Verdun fut la plus terrible des batailles de la Grande guerre et elle est restée symbolique des horreurs de ce conflit, mais aussi du patriotisme, des Français comme des Allemands. La réconciliation entre la France et l’Allemagne est désormais une réalité, et c’est tant mieux : cela n’empêche pas de reconnaître le courage des poilus et la nécessité de défendre la patrie quand elle est en danger, quelles que soient la valeur des raisons qui ont entraîné la guerre.
La commémoration de cette bataille, dimanche 25 juin, a été l’occasion pour le président de la République de rappeler la valeur du sacrifice des combattants de 1914-1918 et de louer l’unité nationale au-delà des différences religieuses, communautaires, sociales ou politiques. Je retiens quelques éléments de ce discours qui me semblent fort intéressant : « Durant cette interminable année 1916, toute la France était à Verdun, et Verdun était devenu toute la France. (
) C’était la France, dans sa diversité. (
) Le citadin et le paysan. L’aristocrate et l’ouvrier. L’instituteur et le curé. Le républicain et le monarchiste. Celui qui croit au ciel et celui qui n’y croit pas. (
) Ces hommes se battaient pour leur terre, ils se battaient pour leurs valeurs ». Cette dernière phrase n’est pas anodine et elle prend le contre-pied d’une idée trop souvent, et à tort, répandue : celle qui consiste à ne voir que « la République » au combat et oublie que les motivations des combattants étaient d’abord patriotiques avant que d’être politiques. J’ai été très marqué, il y a une dizaine d’années, par la lecture de « Tombeaux » qui regroupe des articles nécrologiques publiés par Maurras dans « L’Action française » et qui est un véritable mémorial de ces royalistes qui n’ont pas hésité, République ou pas, à répondre à l’Union sacrée et à l’appel de la patrie : toute la jeune génération du néo-royalisme des années 1910 a été fauchée, dont Henri Lagrange, l’un des plus brillants esprits du Quartier latin, mort à 20 ans en 1915, ou Henry Cellerier, dont le corps n’a jamais été retrouvé, auteur d’un livre « La Politique fédéraliste » dont les nombreuses pages blanches témoignent du passage de la censure.

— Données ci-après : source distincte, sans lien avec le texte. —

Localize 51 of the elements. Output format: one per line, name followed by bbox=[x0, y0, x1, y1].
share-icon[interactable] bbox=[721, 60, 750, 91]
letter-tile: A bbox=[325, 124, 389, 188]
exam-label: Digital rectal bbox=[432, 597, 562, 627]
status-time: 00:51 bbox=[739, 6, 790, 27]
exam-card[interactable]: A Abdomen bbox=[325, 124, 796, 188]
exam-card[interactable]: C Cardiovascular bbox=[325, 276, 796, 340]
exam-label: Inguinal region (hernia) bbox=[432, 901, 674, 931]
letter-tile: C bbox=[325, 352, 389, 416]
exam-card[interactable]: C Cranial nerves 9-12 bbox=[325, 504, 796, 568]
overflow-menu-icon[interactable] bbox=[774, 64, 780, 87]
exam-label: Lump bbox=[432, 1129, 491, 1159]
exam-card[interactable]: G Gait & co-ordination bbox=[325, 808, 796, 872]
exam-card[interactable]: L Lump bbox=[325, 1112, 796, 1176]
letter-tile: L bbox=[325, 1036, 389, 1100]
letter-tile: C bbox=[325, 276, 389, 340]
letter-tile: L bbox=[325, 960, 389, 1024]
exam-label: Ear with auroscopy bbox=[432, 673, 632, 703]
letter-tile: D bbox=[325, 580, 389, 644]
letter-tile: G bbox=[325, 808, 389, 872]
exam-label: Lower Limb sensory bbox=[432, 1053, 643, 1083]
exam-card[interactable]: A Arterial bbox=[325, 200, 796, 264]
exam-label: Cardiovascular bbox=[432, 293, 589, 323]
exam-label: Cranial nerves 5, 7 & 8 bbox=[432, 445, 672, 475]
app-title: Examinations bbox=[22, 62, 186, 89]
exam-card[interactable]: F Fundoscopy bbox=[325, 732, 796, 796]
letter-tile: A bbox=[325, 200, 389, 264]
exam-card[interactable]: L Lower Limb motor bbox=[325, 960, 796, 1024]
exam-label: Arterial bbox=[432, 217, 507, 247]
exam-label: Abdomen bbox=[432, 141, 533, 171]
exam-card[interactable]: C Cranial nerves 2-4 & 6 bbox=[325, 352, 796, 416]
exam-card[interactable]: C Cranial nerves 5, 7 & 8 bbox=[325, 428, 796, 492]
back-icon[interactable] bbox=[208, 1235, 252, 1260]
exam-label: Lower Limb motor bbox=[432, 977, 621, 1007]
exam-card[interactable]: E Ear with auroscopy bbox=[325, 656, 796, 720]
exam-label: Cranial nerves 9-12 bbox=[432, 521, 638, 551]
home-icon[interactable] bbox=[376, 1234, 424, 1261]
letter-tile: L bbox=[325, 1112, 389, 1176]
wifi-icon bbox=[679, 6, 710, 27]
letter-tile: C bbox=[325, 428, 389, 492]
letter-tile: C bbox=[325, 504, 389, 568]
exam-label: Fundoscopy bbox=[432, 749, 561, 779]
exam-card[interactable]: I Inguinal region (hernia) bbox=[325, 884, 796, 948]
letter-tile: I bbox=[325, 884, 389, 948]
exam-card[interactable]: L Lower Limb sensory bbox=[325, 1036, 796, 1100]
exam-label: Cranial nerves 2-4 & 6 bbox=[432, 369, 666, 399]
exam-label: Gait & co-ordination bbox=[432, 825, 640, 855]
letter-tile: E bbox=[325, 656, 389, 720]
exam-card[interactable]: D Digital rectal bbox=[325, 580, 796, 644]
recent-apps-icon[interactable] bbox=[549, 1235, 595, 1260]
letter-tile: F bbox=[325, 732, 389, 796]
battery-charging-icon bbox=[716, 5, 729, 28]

Ces jeunes soldats ne sont pas morts pour la République, qu’ils combattaient dans le civil, mais pour la France, au-delà des institutions elles-mêmes : leur attachement à la patrie n’était pas idéologique mais « charnel » et historique. Ils savaient que la France vaincue, c’est la pire des épreuves, c’est l’occupation, la fin de la liberté. C’est ce sentiment que Maurras résumait par cette formule simple : « De toutes les libertés humaines, la plus précieuse est l’indépendance de la patrie ». C’est elle, en effet, qui garantit et permet les autres, même si elle n’en est pas la seule condition. On a pu, d’ailleurs, le constater dans la guerre suivante où la défaite a entraîné cette Occupation de quatre ans dont notre pays n’a pas encore réussi à faire le deuil, en particulier sur le plan de l’Histoire et de la mémoire
Verdun est, au-delà de la gloire et de l’héroïsme, tous deux indéniables et sans doute sauveurs en cette occasion, une page terrible de notre Histoire : il serait dommage d’en oublier les leçons, car cet oubli porterait en lui les possibilités de revivre des drames analogues, par imprudence ou lâcheté.
Là encore, la nostalgie serait mauvaise conseillère, mais le souvenir, lui, est source de réflexion. Quant à la commémoration, elle est aussi un acte, non d’humiliation du perdant, mais de remerciement pour ceux qui ont permis à notre pays de continuer à vivre, malgré tout.